StatisticID|FileId|ObjectId|Status
1234|7890|ijkl|Complete
...

What would be an efficient, easy-to-read mechanism for determining the last tier object id, and organizing the data as described? Every attempt I've made feels kludgy to me.

Some things I've done:

  • I have tried to examine the column names for regular expression patterns, identify the columns that are tiered, order them by name descending, and select the first record... but I lose the ordinal column number this way, so that didn't look good.
  • I have placed the columns I want into an IDictionary<string, int> object to reference, but again reliably collecting the ordinal of the dynamic columns is an issue, and it seems this would be rather non-performant.

Solution

  • I ran into a simular problem a few years ago.
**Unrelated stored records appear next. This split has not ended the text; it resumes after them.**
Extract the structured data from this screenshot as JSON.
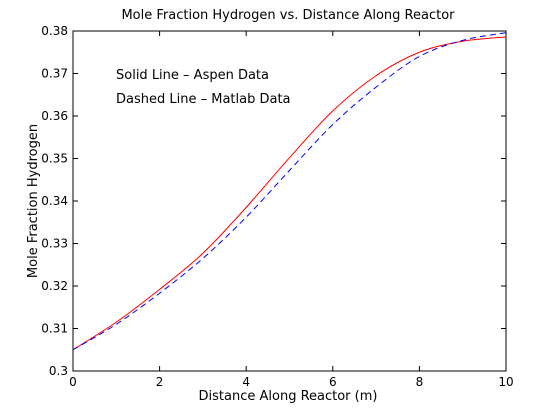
{
  "chart_data": {
    "type": "line",
    "title": "Mole Fraction Hydrogen vs. Distance Along Reactor",
    "xlabel": "Distance Along Reactor (m)",
    "ylabel": "Mole Fraction Hydrogen",
    "xlim": [
      0,
      10
    ],
    "ylim": [
      0.3,
      0.38
    ],
    "xticks": [
      "0",
      "2",
      "4",
      "6",
      "8",
      "10"
    ],
    "yticks": [
      "0.3",
      "0.31",
      "0.32",
      "0.33",
      "0.34",
      "0.35",
      "0.36",
      "0.37",
      "0.38"
    ],
    "grid": false,
    "annotations": [
      "Solid Line – Aspen Data",
      "Dashed Line – Matlab Data"
    ],
    "series": [
      {
        "style": "solid",
        "color": "#ff0000",
        "x": [
          0,
          1,
          2,
          3,
          4,
          5,
          6,
          7,
          8,
          9,
          10
        ],
        "y": [
          0.305,
          0.3115,
          0.3192,
          0.3277,
          0.3385,
          0.3502,
          0.3612,
          0.3695,
          0.375,
          0.3776,
          0.3786
        ]
      },
      {
        "style": "dashed",
        "color": "#0000ff",
        "x": [
          0,
          1,
          2,
          3,
          4,
          5,
          6,
          7,
          8,
          9,
          10
        ],
        "y": [
          0.305,
          0.311,
          0.3183,
          0.3265,
          0.3362,
          0.3472,
          0.358,
          0.3668,
          0.374,
          0.3778,
          0.3796
        ]
      }
    ]
  }
}
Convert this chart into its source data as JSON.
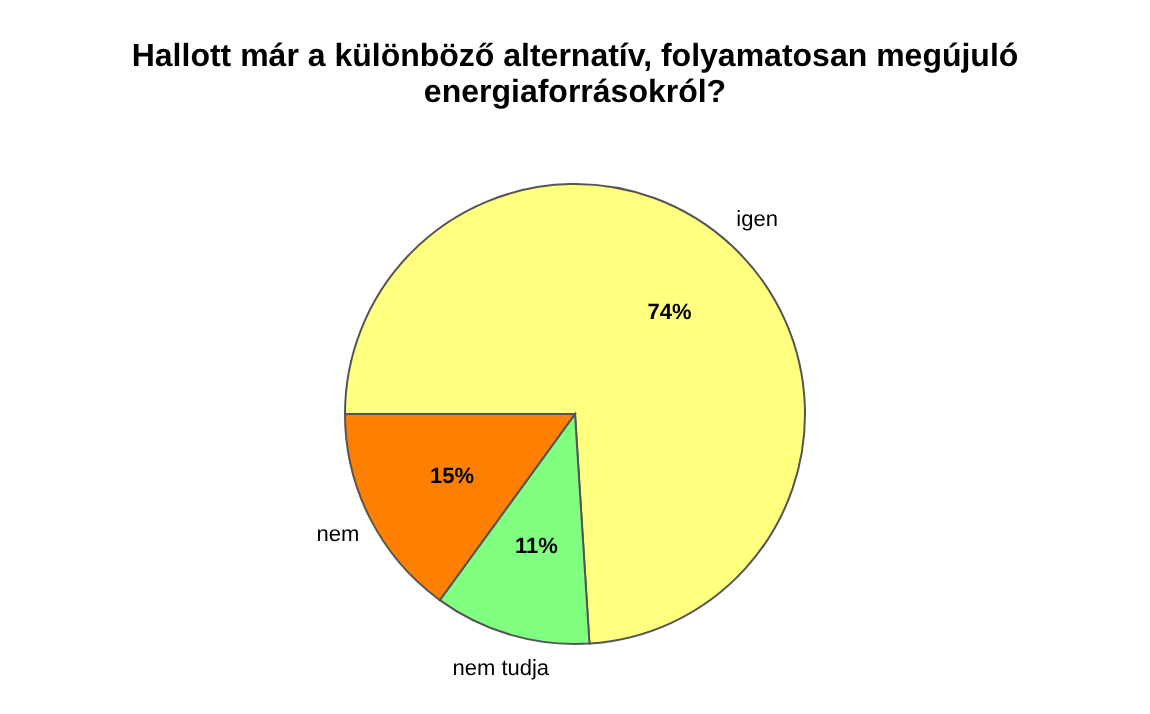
{
  "chart_data": {
    "type": "pie",
    "title": "Hallott már a különböző alternatív, folyamatosan megújuló\nenergiaforrásokról?",
    "categories": [
      "igen",
      "nem tudja",
      "nem"
    ],
    "values": [
      74,
      11,
      15
    ],
    "value_labels": [
      "74%",
      "11%",
      "15%"
    ],
    "colors": [
      "#ffff80",
      "#80ff80",
      "#ff8000"
    ],
    "legend": false
  }
}
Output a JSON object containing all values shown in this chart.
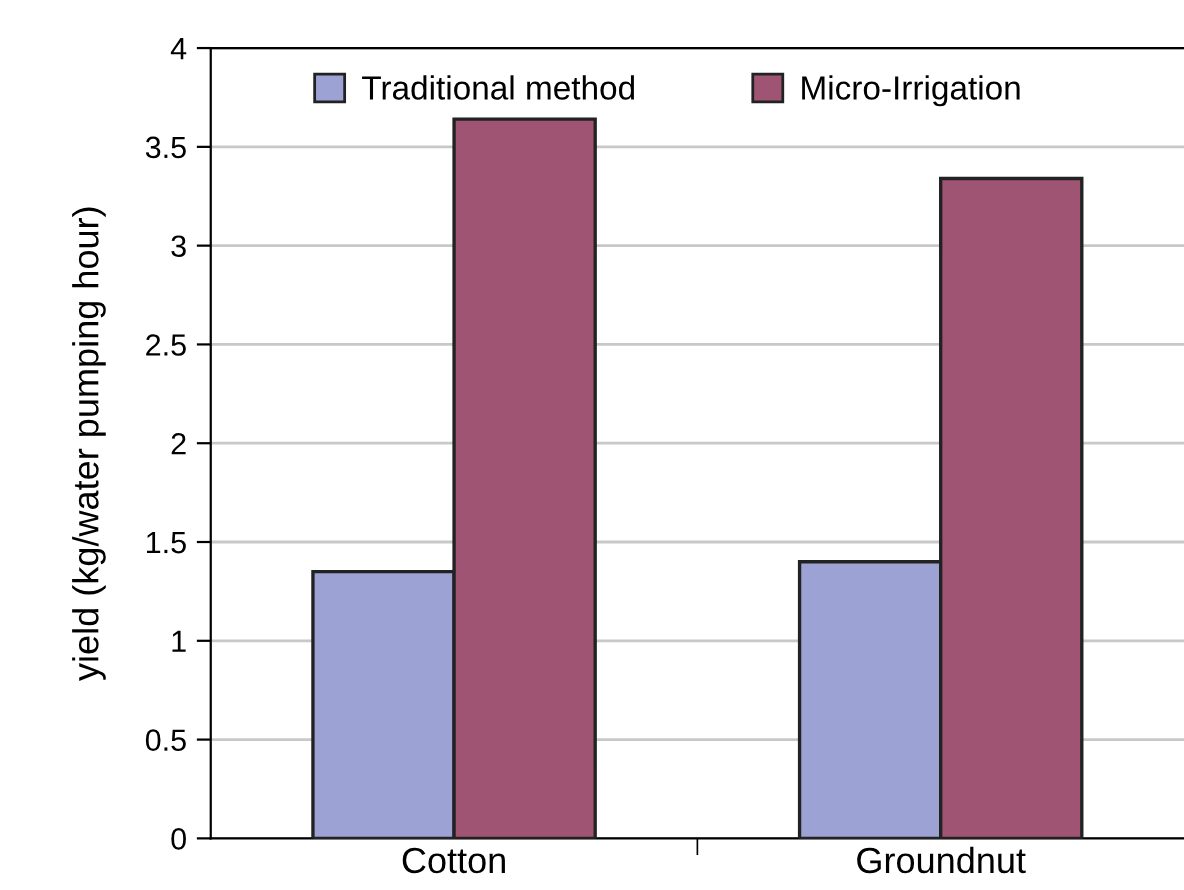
{
  "chart_data": {
    "type": "bar",
    "ylabel": "yield (kg/water pumping hour)",
    "categories": [
      "Cotton",
      "Groundnut"
    ],
    "series": [
      {
        "name": "Traditional method",
        "color": "#9ca3d4",
        "values": [
          1.35,
          1.4
        ]
      },
      {
        "name": "Micro-Irrigation",
        "color": "#a05474",
        "values": [
          3.64,
          3.34
        ]
      }
    ],
    "ylim": [
      0,
      4
    ],
    "yticks": [
      0,
      0.5,
      1,
      1.5,
      2,
      2.5,
      3,
      3.5,
      4
    ],
    "grid": "y",
    "legend": "top"
  }
}
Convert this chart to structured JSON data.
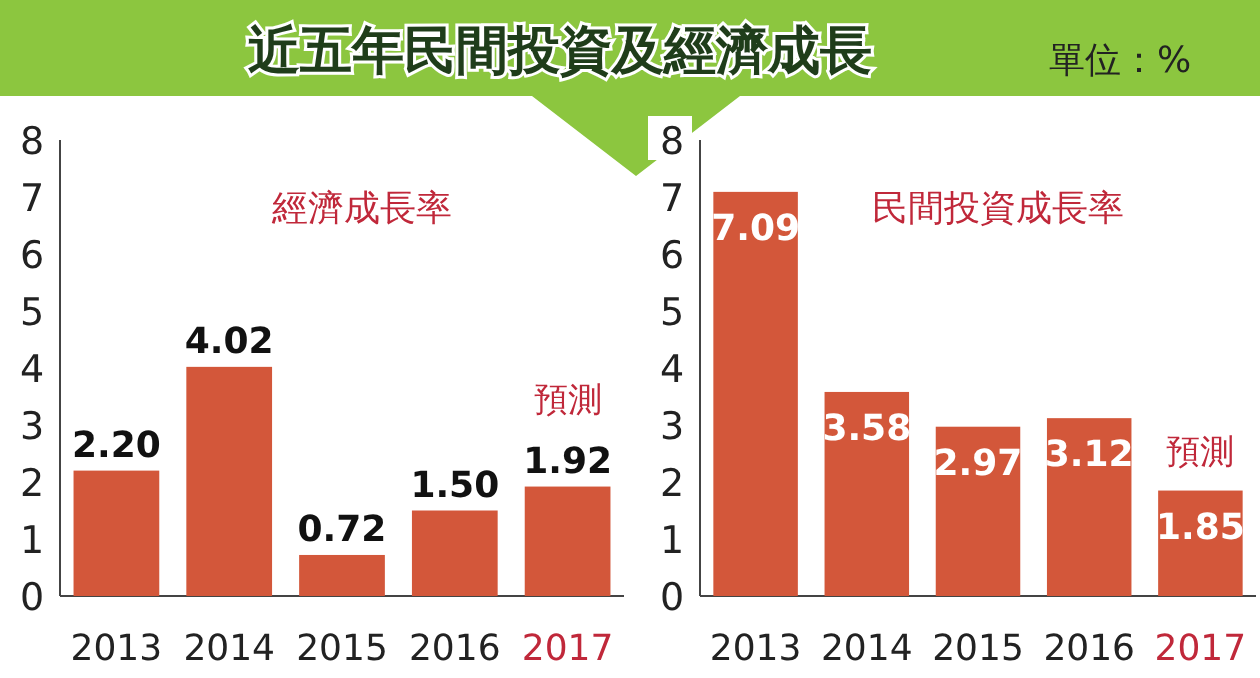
{
  "chart_data": [
    {
      "type": "bar",
      "title": "近五年民間投資及經濟成長",
      "subtitle": "經濟成長率",
      "categories": [
        "2013",
        "2014",
        "2015",
        "2016",
        "2017"
      ],
      "values": [
        2.2,
        4.02,
        0.72,
        1.5,
        1.92
      ],
      "value_labels": [
        "2.20",
        "4.02",
        "0.72",
        "1.50",
        "1.92"
      ],
      "color": "#d3573a",
      "ylim": [
        0,
        8
      ],
      "yticks": [
        0,
        1,
        2,
        3,
        4,
        5,
        6,
        7,
        8
      ],
      "annotations": [
        "預測"
      ],
      "grid": false
    },
    {
      "type": "bar",
      "subtitle": "民間投資成長率",
      "categories": [
        "2013",
        "2014",
        "2015",
        "2016",
        "2017"
      ],
      "values": [
        7.09,
        3.58,
        2.97,
        3.12,
        1.85
      ],
      "value_labels": [
        "7.09",
        "3.58",
        "2.97",
        "3.12",
        "1.85"
      ],
      "color": "#d3573a",
      "ylim": [
        0,
        8
      ],
      "yticks": [
        0,
        1,
        2,
        3,
        4,
        5,
        6,
        7,
        8
      ],
      "annotations": [
        "預測",
        "單位：%"
      ],
      "grid": false
    }
  ]
}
I used a Dictionary to map the columns, it was not pretty, but it worked.

    First make a Dictionary:

    private Dictionary<int, int> GetColumnDictionary(string headerLine)
        {
            Dictionary<int, int> columnDictionary = new Dictionary<int, int>();
            List<string> columnNames = headerLine.Split('|').ToList();
    
            string maxTierObjectColumnName = GetMaxTierObjectColumnName(columnNames);
            for (int index = 0; index < columnNames.Count; index++)
            {
                if (columnNames[index] == "StatisticID")
                {
                    columnDictionary.Add(0, index);
                }
    
                if (columnNames[index] == "FileId")
                {
                    columnDictionary.Add(1, index);
                }
    
                if (columnNames[index] == maxTierObjectColumnName)
                {
                    columnDictionary.Add(2, index);
                }
    
                if (columnNames[index] == "Status")
                {
                    columnDictionary.Add(3, index);
                }
            }
    
            return columnDictionary;
        }
    
        private string GetMaxTierObjectColumnName(List<string> columnNames)
        {
            // Edit this function if Tier ObjectId is greater then 9
            var maxTierObjectColumnName = columnNames.Where(c => c.Contains("Tier") && c.Contains("Object")).OrderBy(c => c).Last();
    
            return maxTierObjectColumnName;
        }
    

    And after that it's simply running thru the file:

    private List<DataObject> ParseFile(string fileName)
        {
            StreamReader streamReader = new StreamReader(fileName);
    
            string headerLine = streamReader.ReadLine();
            Dictionary<int, int> columnDictionary = this.GetColumnDictionary(headerLine);
    
            string line;
            List<DataObject> dataObjects = new List<DataObject>();
            while ((line = streamReader.ReadLine()) != null)
            {
                var lineValues = line.Split('|');
    
                string statId = lineValues[columnDictionary[0]];
                dataObjects.Add(
                    new DataObject()
                    {
                        StatisticId = lineValues[columnDictionary[0]],
                        FileId = lineValues[columnDictionary[1]],
                        ObjectId = lineValues[columnDictionary[2]],
                        Status = lineValues[columnDictionary[3]]
                    }
                );
            }
    
            return dataObjects;
        }
    

    I hope this helps (even a little bit).